In this maritime adventure, a castaway meets a ghost and discovers that his spiritual apotheosis involves strafing bad guys from a glitzy yacht.
Ruined in the real estate collapse, 55-year-old British-American ex-cop Jonathan Porter has nothing left except his ability to communicate with spirits. That serves him well when a plane crash deposits him on an uncharted Caribbean island inhabited only by the shade of the Commander, a crusty British naval officer marooned there 100 years before. With plentiful fish, a magic pool of healing rainwater and lots of automatic rifles and ammo gleaned from the drug- and gun-running gangs who occasionally do battle offshore, Jonathan thrives, adopting the motto “How lucky was that!” Alas, his spirit guides insist that he shove off from his island paradise and fulfill his destiny by helping to cast down “the traders and money-makers”—jacked-up credit card rates are a sore point—and usher in world peace. Fortunately, his luck holds when it comes to pursuing that mission. With the Commander’s spectral assistance, Jonathan commandeers a 200-foot, $80 million yacht; acquires diamonds, gold doubloons and a trust fund so immense that he crafts an economic stimulus program for the Bahamas, where he is hailed as a deity; and recruits crew members who look just as good slaughtering pirates with long-range sniper fire as they do sipping champagne in their bikinis. There are many clashing genres of wish-fulfillment here—Crusoe-esque idylls and New Age mysticism colliding with special ops shoot-’em-ups and girls-gone-wild lasciviousness; Capra-style populism bumping against luxury cruising and high-end retail.

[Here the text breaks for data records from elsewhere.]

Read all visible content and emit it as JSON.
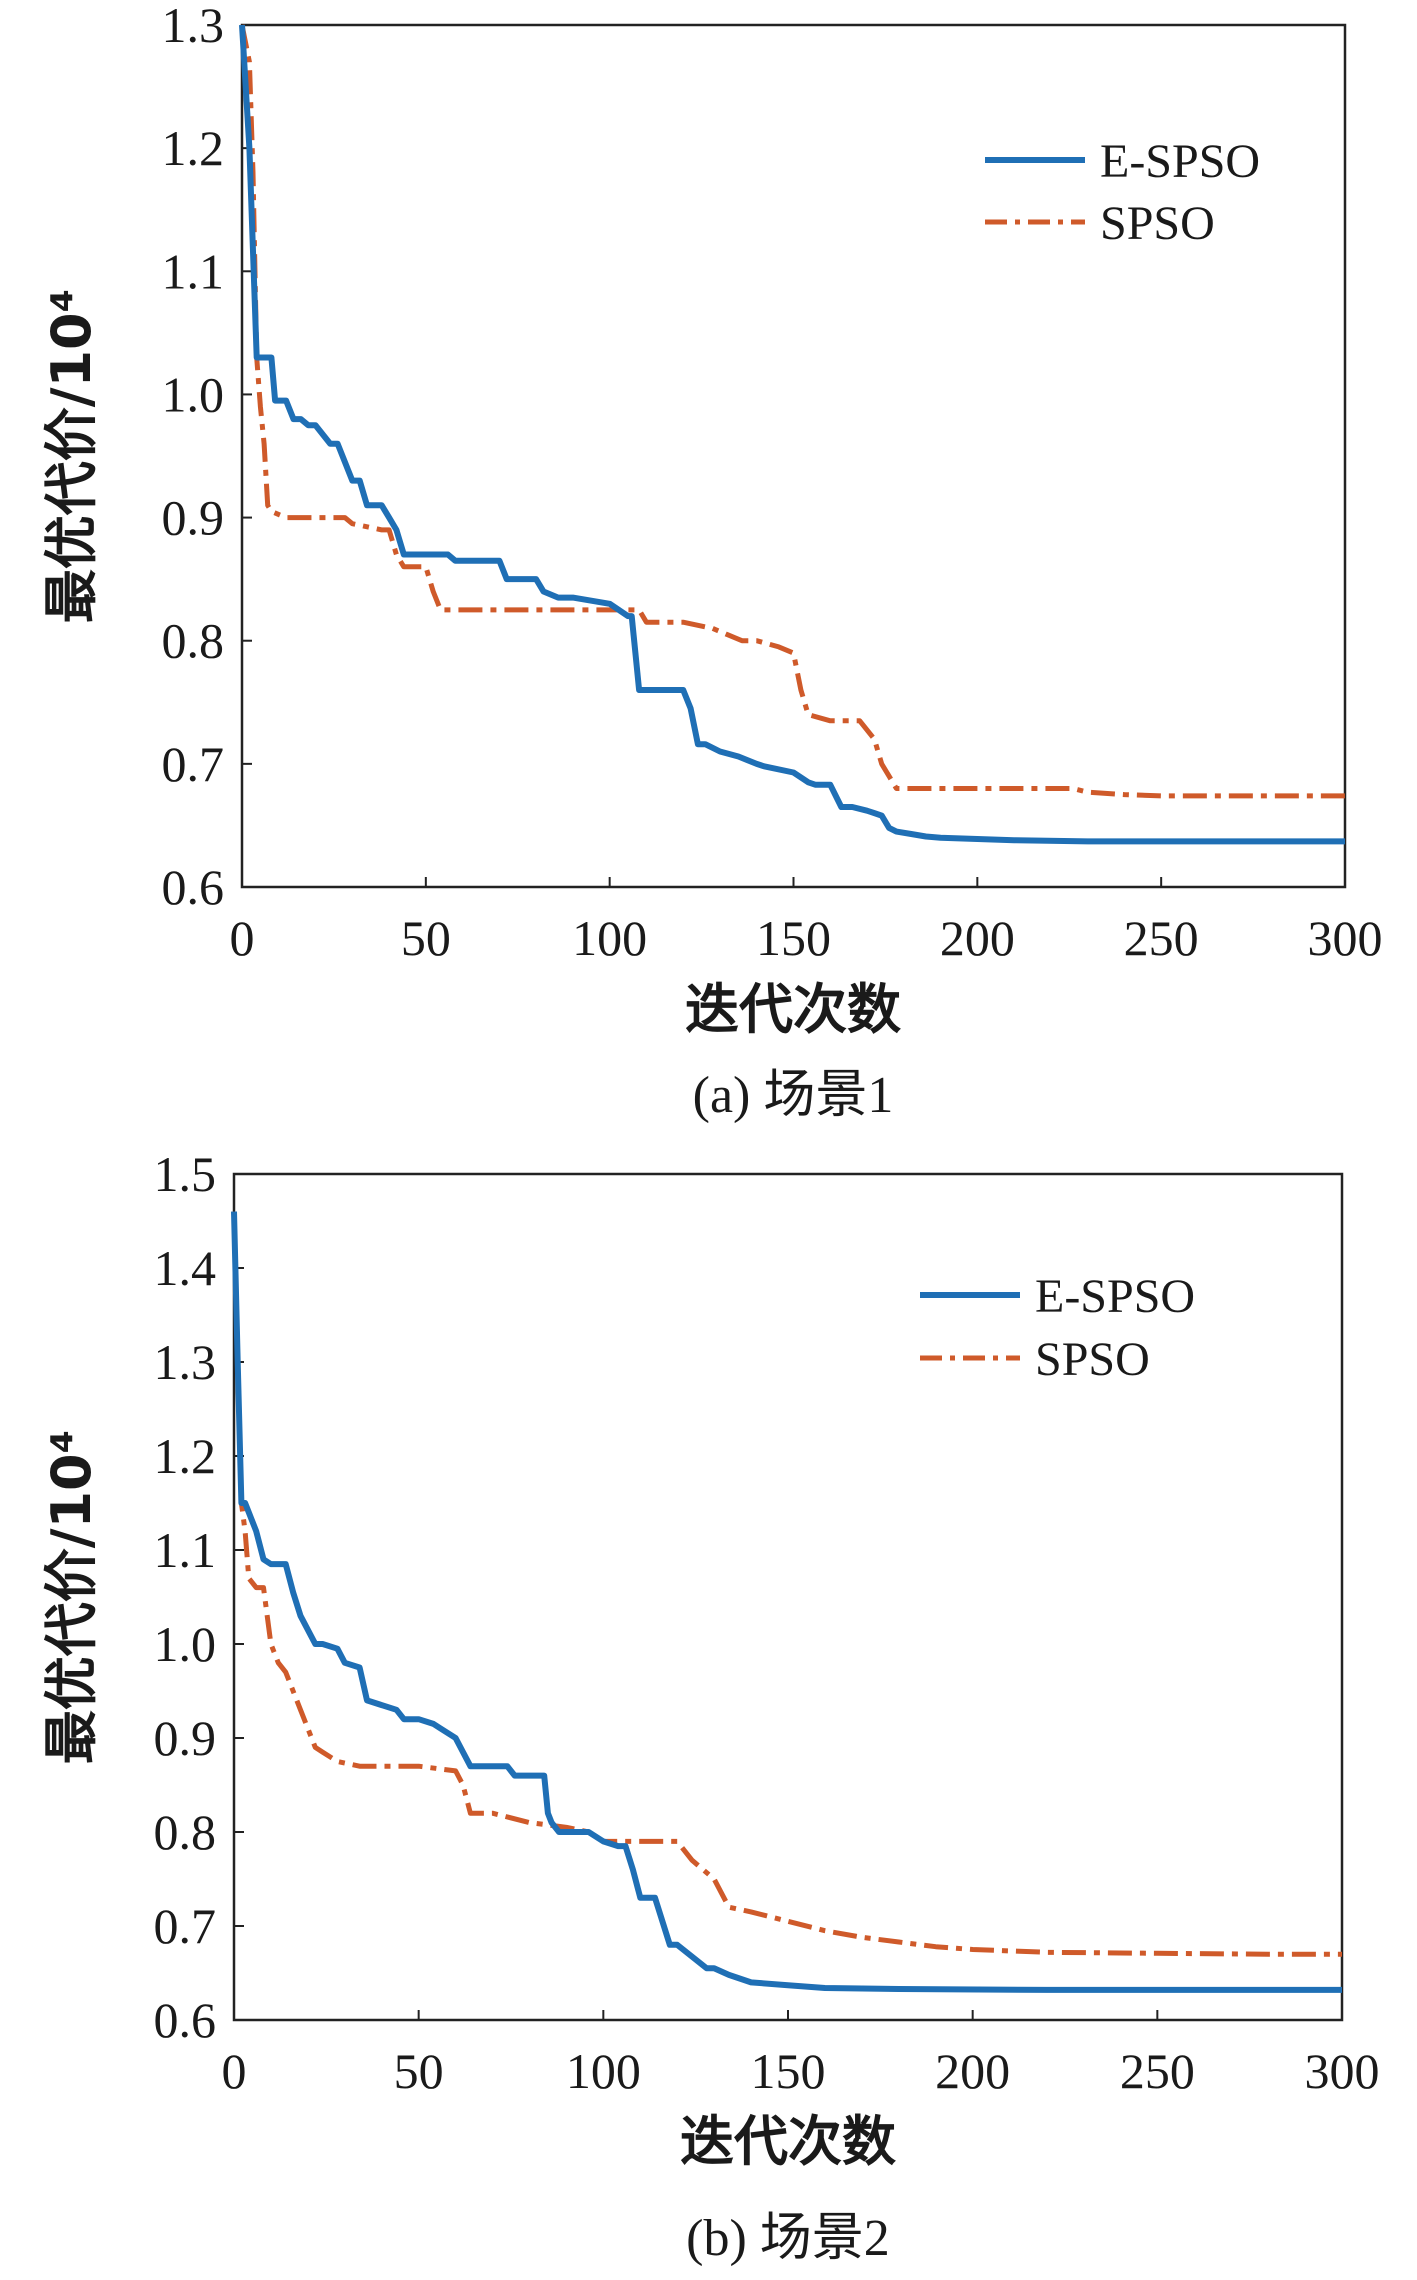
{
  "chart_data": [
    {
      "type": "line",
      "caption": "(a) 场景1",
      "xlabel": "迭代次数",
      "ylabel": "最优代价/10⁴",
      "xlim": [
        0,
        300
      ],
      "ylim": [
        0.6,
        1.3
      ],
      "xticks": [
        "0",
        "50",
        "100",
        "150",
        "200",
        "250",
        "300"
      ],
      "yticks": [
        "0.6",
        "0.7",
        "0.8",
        "0.9",
        "1.0",
        "1.1",
        "1.2",
        "1.3"
      ],
      "legend_position": "top-right",
      "series": [
        {
          "name": "E-SPSO",
          "color": "#1f6fb5",
          "style": "solid",
          "x": [
            0,
            2,
            4,
            6,
            8,
            9,
            12,
            14,
            16,
            18,
            20,
            24,
            26,
            30,
            32,
            34,
            38,
            40,
            42,
            44,
            50,
            56,
            58,
            64,
            70,
            72,
            80,
            82,
            86,
            90,
            100,
            105,
            106,
            107,
            108,
            110,
            120,
            122,
            124,
            126,
            130,
            135,
            140,
            142,
            150,
            154,
            156,
            160,
            163,
            166,
            170,
            172,
            174,
            176,
            178,
            182,
            186,
            190,
            200,
            210,
            230,
            260,
            300
          ],
          "y": [
            1.3,
            1.2,
            1.03,
            1.03,
            1.03,
            0.995,
            0.995,
            0.98,
            0.98,
            0.975,
            0.975,
            0.96,
            0.96,
            0.93,
            0.93,
            0.91,
            0.91,
            0.9,
            0.89,
            0.87,
            0.87,
            0.87,
            0.865,
            0.865,
            0.865,
            0.85,
            0.85,
            0.84,
            0.835,
            0.835,
            0.83,
            0.82,
            0.82,
            0.79,
            0.76,
            0.76,
            0.76,
            0.745,
            0.716,
            0.716,
            0.71,
            0.706,
            0.7,
            0.698,
            0.693,
            0.685,
            0.683,
            0.683,
            0.665,
            0.665,
            0.662,
            0.66,
            0.658,
            0.648,
            0.645,
            0.643,
            0.641,
            0.64,
            0.639,
            0.638,
            0.637,
            0.637,
            0.637
          ]
        },
        {
          "name": "SPSO",
          "color": "#cf5a2a",
          "style": "dashdot",
          "x": [
            0,
            2,
            3,
            4,
            5,
            6,
            7,
            8,
            12,
            20,
            28,
            30,
            38,
            40,
            42,
            44,
            50,
            52,
            54,
            60,
            70,
            80,
            90,
            100,
            108,
            110,
            120,
            128,
            132,
            136,
            140,
            146,
            150,
            152,
            154,
            160,
            168,
            172,
            174,
            176,
            178,
            190,
            210,
            226,
            230,
            240,
            250,
            260,
            280,
            300
          ],
          "y": [
            1.3,
            1.27,
            1.18,
            1.03,
            0.99,
            0.96,
            0.91,
            0.905,
            0.9,
            0.9,
            0.9,
            0.895,
            0.89,
            0.89,
            0.87,
            0.86,
            0.86,
            0.84,
            0.825,
            0.825,
            0.825,
            0.825,
            0.825,
            0.825,
            0.825,
            0.815,
            0.815,
            0.81,
            0.805,
            0.8,
            0.8,
            0.795,
            0.79,
            0.76,
            0.74,
            0.735,
            0.735,
            0.72,
            0.7,
            0.69,
            0.68,
            0.68,
            0.68,
            0.68,
            0.677,
            0.675,
            0.674,
            0.674,
            0.674,
            0.674
          ]
        }
      ]
    },
    {
      "type": "line",
      "caption": "(b) 场景2",
      "xlabel": "迭代次数",
      "ylabel": "最优代价/10⁴",
      "xlim": [
        0,
        300
      ],
      "ylim": [
        0.6,
        1.5
      ],
      "xticks": [
        "0",
        "50",
        "100",
        "150",
        "200",
        "250",
        "300"
      ],
      "yticks": [
        "0.6",
        "0.7",
        "0.8",
        "0.9",
        "1.0",
        "1.1",
        "1.2",
        "1.3",
        "1.4",
        "1.5"
      ],
      "legend_position": "top-right",
      "series": [
        {
          "name": "E-SPSO",
          "color": "#1f6fb5",
          "style": "solid",
          "x": [
            0,
            1,
            2,
            3,
            4,
            6,
            8,
            10,
            14,
            16,
            18,
            22,
            24,
            28,
            30,
            34,
            36,
            40,
            44,
            46,
            50,
            54,
            56,
            60,
            62,
            64,
            74,
            76,
            80,
            84,
            85,
            86,
            88,
            96,
            100,
            104,
            106,
            108,
            110,
            114,
            118,
            120,
            128,
            130,
            134,
            140,
            150,
            160,
            180,
            220,
            300
          ],
          "y": [
            1.46,
            1.3,
            1.15,
            1.15,
            1.14,
            1.12,
            1.09,
            1.085,
            1.085,
            1.055,
            1.03,
            1.0,
            1.0,
            0.995,
            0.98,
            0.975,
            0.94,
            0.935,
            0.93,
            0.92,
            0.92,
            0.915,
            0.91,
            0.9,
            0.885,
            0.87,
            0.87,
            0.86,
            0.86,
            0.86,
            0.82,
            0.81,
            0.8,
            0.8,
            0.79,
            0.785,
            0.785,
            0.76,
            0.73,
            0.73,
            0.68,
            0.68,
            0.655,
            0.655,
            0.648,
            0.64,
            0.637,
            0.634,
            0.633,
            0.632,
            0.632
          ]
        },
        {
          "name": "SPSO",
          "color": "#cf5a2a",
          "style": "dashdot",
          "x": [
            0,
            1,
            2,
            3,
            4,
            6,
            8,
            10,
            12,
            14,
            16,
            18,
            20,
            22,
            24,
            28,
            34,
            40,
            50,
            60,
            62,
            64,
            70,
            80,
            90,
            96,
            100,
            110,
            120,
            124,
            130,
            134,
            140,
            150,
            160,
            170,
            180,
            190,
            200,
            220,
            250,
            280,
            300
          ],
          "y": [
            1.46,
            1.3,
            1.15,
            1.12,
            1.07,
            1.06,
            1.06,
            1.0,
            0.98,
            0.97,
            0.95,
            0.93,
            0.91,
            0.89,
            0.885,
            0.875,
            0.87,
            0.87,
            0.87,
            0.865,
            0.85,
            0.82,
            0.82,
            0.81,
            0.805,
            0.8,
            0.79,
            0.79,
            0.79,
            0.77,
            0.75,
            0.72,
            0.715,
            0.705,
            0.695,
            0.688,
            0.683,
            0.678,
            0.675,
            0.672,
            0.671,
            0.67,
            0.67
          ]
        }
      ]
    }
  ]
}
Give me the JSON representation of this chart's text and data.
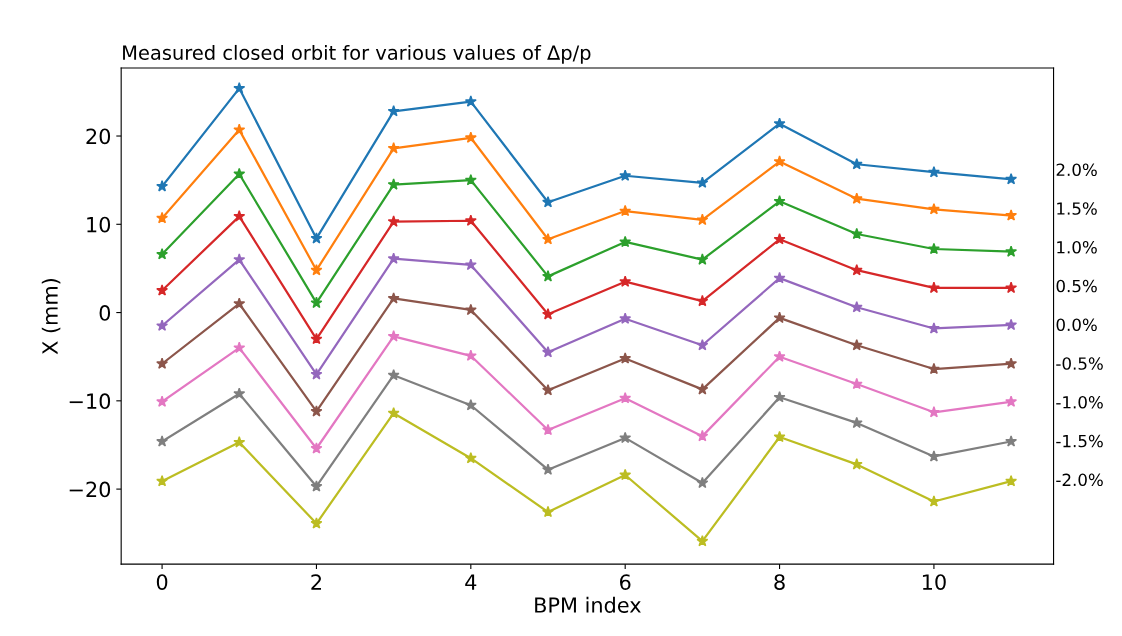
{
  "chart_data": {
    "type": "line",
    "title": "Measured closed orbit for various values of Δp/p",
    "xlabel": "BPM index",
    "ylabel": "X (mm)",
    "x": [
      0,
      1,
      2,
      3,
      4,
      5,
      6,
      7,
      8,
      9,
      10,
      11
    ],
    "series": [
      {
        "name": "2.0%",
        "color": "#1f77b4",
        "values": [
          14.3,
          25.4,
          8.4,
          22.8,
          23.9,
          12.5,
          15.5,
          14.7,
          21.4,
          16.8,
          15.9,
          15.1
        ]
      },
      {
        "name": "1.5%",
        "color": "#ff7f0e",
        "values": [
          10.7,
          20.7,
          4.8,
          18.6,
          19.8,
          8.3,
          11.5,
          10.5,
          17.1,
          12.9,
          11.7,
          11.0
        ]
      },
      {
        "name": "1.0%",
        "color": "#2ca02c",
        "values": [
          6.6,
          15.7,
          1.1,
          14.5,
          15.0,
          4.1,
          8.0,
          6.0,
          12.6,
          8.9,
          7.2,
          6.9
        ]
      },
      {
        "name": "0.5%",
        "color": "#d62728",
        "values": [
          2.5,
          10.9,
          -3.0,
          10.3,
          10.4,
          -0.2,
          3.5,
          1.3,
          8.3,
          4.8,
          2.8,
          2.8
        ]
      },
      {
        "name": "0.0%",
        "color": "#9467bd",
        "values": [
          -1.5,
          6.0,
          -7.0,
          6.1,
          5.4,
          -4.5,
          -0.7,
          -3.7,
          3.9,
          0.6,
          -1.8,
          -1.4
        ]
      },
      {
        "name": "-0.5%",
        "color": "#8c564b",
        "values": [
          -5.8,
          1.0,
          -11.2,
          1.6,
          0.3,
          -8.8,
          -5.2,
          -8.7,
          -0.6,
          -3.7,
          -6.4,
          -5.8
        ]
      },
      {
        "name": "-1.0%",
        "color": "#e377c2",
        "values": [
          -10.1,
          -4.0,
          -15.4,
          -2.7,
          -4.9,
          -13.3,
          -9.7,
          -14.0,
          -5.0,
          -8.1,
          -11.3,
          -10.1
        ]
      },
      {
        "name": "-1.5%",
        "color": "#7f7f7f",
        "values": [
          -14.6,
          -9.2,
          -19.7,
          -7.1,
          -10.5,
          -17.8,
          -14.2,
          -19.3,
          -9.6,
          -12.5,
          -16.3,
          -14.6
        ]
      },
      {
        "name": "-2.0%",
        "color": "#bcbd22",
        "values": [
          -19.1,
          -14.7,
          -23.9,
          -11.4,
          -16.5,
          -22.6,
          -18.4,
          -25.9,
          -14.1,
          -17.2,
          -21.4,
          -19.1
        ]
      }
    ],
    "xlim": [
      -0.53,
      11.55
    ],
    "ylim": [
      -28.5,
      27.7
    ],
    "xticks": [
      0,
      2,
      4,
      6,
      8,
      10
    ],
    "yticks": [
      -20,
      -10,
      0,
      10,
      20
    ],
    "marker": "star",
    "line_style": "solid",
    "grid": false
  }
}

The story sometimes languishes in the doldrums during extended scenes of shopping sprees and Jacuzzi parties, despite the Commander’s efforts to shake things up by invisibly levitating the drinks. Still, Cross pens some lively, intriguing set pieces, and his commitment to gonzo escapism lends the proceedings a certain charm.
A blithe, goofy, hit-and-miss fantasia.